While we have all been busy unraveling the impact of AI on marketing production and capability resourcing, a generational paradigm shift has been happening in plain sight. Increasing privacy regulations and the phasing out of third-party cookies are challenging the way marketing functions have operated for over two decades, and it's all for the better.
The ongoing shift that could be described as nothing short of a revolution calls into question the way in which marketing teams buy media and evaluate attribution, and the first long-standing digital marketing practice now facing obsolescence is the click-centric attribution model, and particularly the deep-seeded last-touchpoint attribution method.
While last-touchpoint attribution has never been the most effective method for understanding the impact of marketing investment on the customer journey, generations of marketers and management teams have relied on this practice to make sense of ROAS.
Declining cookie usage and more stringent data collection restrictions are reducing the accuracy of the data used for attribution, affecting both last-click and multi-touch attribution.
In an environment where businesses are struggling with
user journey attribution modeling, data fragmentation due to privacy regulations is likely to make it even harder to get a complete picture of customer touchpoints, forcing marketers to develop privacy-conscious marketing models that place greater emphasis on collecting and utilizing first-party data and taking a full-stack view of marketing measurement.
Creating new privacy-conscious marketing models requires the ability to plan and analyze an integrated media mix.

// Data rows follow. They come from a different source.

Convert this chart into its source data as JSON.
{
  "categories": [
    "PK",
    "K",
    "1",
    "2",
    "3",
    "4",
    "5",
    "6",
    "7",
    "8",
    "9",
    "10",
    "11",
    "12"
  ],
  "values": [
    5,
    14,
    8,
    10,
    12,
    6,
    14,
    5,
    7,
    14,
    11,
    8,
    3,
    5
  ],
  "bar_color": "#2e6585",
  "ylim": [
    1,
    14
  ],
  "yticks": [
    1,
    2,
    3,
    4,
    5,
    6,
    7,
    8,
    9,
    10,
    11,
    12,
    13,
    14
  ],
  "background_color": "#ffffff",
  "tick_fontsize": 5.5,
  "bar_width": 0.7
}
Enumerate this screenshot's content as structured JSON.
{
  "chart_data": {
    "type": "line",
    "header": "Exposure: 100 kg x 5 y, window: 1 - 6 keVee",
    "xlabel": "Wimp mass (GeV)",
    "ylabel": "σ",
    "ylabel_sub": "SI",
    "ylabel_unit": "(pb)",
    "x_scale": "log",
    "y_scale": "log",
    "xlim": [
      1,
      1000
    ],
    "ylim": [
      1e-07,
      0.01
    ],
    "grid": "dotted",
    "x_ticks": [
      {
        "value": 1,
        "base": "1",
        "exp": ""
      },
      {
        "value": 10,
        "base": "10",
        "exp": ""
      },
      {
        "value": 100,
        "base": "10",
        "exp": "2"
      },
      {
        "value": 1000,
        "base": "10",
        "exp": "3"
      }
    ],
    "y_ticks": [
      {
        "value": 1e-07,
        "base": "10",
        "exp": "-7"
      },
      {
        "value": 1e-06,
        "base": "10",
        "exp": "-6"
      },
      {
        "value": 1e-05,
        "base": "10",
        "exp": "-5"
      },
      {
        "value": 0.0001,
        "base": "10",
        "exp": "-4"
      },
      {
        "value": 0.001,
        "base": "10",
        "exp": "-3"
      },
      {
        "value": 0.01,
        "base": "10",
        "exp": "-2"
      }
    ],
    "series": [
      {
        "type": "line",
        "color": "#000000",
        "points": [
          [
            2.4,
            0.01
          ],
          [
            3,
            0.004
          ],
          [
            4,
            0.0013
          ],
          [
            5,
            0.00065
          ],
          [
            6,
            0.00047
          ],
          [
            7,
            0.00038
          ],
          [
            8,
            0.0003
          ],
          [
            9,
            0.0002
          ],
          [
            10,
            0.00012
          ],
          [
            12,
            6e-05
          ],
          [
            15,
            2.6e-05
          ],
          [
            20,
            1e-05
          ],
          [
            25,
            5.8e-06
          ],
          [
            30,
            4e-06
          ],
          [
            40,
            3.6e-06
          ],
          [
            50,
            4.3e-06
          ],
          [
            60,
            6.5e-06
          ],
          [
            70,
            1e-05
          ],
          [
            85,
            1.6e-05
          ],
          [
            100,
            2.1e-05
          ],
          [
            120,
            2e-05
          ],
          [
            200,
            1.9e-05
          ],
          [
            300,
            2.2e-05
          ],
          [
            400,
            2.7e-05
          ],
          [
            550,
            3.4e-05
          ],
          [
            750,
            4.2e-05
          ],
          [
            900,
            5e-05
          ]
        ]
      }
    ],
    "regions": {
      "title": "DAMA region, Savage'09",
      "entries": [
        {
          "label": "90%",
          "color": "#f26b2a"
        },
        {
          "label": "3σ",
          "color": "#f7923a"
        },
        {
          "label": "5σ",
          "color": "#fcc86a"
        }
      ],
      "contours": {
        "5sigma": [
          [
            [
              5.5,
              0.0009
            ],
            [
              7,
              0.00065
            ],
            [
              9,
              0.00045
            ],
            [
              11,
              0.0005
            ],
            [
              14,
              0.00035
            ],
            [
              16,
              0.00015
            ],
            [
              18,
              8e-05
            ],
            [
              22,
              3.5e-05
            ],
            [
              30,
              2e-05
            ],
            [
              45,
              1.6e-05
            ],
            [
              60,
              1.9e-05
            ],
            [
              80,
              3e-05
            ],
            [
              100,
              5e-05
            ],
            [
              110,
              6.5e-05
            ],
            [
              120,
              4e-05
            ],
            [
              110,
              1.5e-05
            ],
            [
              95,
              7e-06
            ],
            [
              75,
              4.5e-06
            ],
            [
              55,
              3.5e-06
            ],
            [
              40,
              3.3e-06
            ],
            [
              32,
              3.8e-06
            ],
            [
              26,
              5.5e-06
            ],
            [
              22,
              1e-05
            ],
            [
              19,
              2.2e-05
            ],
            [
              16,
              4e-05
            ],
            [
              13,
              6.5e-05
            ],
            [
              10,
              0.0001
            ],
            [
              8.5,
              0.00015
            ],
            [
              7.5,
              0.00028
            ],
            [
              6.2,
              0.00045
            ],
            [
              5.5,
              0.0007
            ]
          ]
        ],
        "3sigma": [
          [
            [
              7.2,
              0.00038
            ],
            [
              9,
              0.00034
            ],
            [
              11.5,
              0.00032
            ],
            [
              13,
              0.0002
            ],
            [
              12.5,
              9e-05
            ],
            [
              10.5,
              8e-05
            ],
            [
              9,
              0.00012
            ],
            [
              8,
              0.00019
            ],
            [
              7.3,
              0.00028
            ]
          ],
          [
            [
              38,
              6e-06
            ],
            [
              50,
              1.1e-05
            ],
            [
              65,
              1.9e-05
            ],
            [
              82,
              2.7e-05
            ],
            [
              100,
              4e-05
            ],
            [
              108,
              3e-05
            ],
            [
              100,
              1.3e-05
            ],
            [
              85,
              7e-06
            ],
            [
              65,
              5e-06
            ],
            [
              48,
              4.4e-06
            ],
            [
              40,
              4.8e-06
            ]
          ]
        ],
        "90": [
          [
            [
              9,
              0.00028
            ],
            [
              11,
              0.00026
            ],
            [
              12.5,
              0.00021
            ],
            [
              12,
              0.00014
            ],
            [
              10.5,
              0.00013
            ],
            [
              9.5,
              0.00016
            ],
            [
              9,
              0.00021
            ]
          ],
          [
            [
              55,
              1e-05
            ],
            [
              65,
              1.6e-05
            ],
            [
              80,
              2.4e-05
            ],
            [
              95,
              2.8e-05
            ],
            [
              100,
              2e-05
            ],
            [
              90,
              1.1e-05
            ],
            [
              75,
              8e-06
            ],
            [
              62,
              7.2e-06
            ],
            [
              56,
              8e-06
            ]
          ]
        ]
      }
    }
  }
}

Reintroducing a contextual approach to media buying and analysis after years of heavy reliance on behavioral placements, is the first step toward driving this positive change. Additionally developing expertise in analyzing user-journey correlational performance across the entire media mix can position marketing departments to better understand ROMI than ever before.

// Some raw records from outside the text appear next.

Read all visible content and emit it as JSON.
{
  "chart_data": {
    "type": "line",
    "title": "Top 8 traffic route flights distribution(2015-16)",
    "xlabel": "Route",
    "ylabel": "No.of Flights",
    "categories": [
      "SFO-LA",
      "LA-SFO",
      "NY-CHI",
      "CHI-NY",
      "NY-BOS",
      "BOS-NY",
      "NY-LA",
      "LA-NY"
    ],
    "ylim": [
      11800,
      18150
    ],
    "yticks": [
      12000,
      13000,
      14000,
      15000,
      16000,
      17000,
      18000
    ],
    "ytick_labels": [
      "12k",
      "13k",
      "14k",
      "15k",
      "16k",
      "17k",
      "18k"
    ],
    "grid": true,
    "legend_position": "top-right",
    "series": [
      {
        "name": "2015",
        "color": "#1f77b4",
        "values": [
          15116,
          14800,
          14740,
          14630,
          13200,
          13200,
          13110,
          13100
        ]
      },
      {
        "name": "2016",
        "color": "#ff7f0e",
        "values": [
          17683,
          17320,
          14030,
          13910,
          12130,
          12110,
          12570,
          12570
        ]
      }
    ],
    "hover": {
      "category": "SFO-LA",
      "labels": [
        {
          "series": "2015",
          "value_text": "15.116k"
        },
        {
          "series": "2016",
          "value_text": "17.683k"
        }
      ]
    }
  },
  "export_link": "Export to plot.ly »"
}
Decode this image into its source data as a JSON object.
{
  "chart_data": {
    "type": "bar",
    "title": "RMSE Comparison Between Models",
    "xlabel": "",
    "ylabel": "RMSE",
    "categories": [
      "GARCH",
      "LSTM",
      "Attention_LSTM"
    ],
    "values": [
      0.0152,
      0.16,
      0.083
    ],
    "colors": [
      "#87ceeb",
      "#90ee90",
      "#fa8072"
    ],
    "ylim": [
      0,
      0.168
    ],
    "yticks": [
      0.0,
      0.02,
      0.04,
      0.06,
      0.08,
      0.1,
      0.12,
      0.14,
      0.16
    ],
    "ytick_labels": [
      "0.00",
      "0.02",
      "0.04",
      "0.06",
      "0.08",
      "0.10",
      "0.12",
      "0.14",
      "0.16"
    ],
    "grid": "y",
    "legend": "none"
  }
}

The last twenty years of media buying have shown that ROAS analysis and marketing planning cannot operate in silos. Instead, it is essential to take a comprehensive view of the user journey across the entire marketing stack for effective attribution. In the classic case of 'necessity being the mother of invention,' the ongoing privacy changes could provide a stagnant industry with the necessary drive to make fundamental improvements by integrating media buying and attribution into strategic marketing planning.
The shift away from third-party cookies offers marketers a generational opportunity to innovate and improve measurement methodologies, as well as to rethink old media buying and metrics through redefined integrated planning and innovative attribution technology and it's an opportunity not to be missed.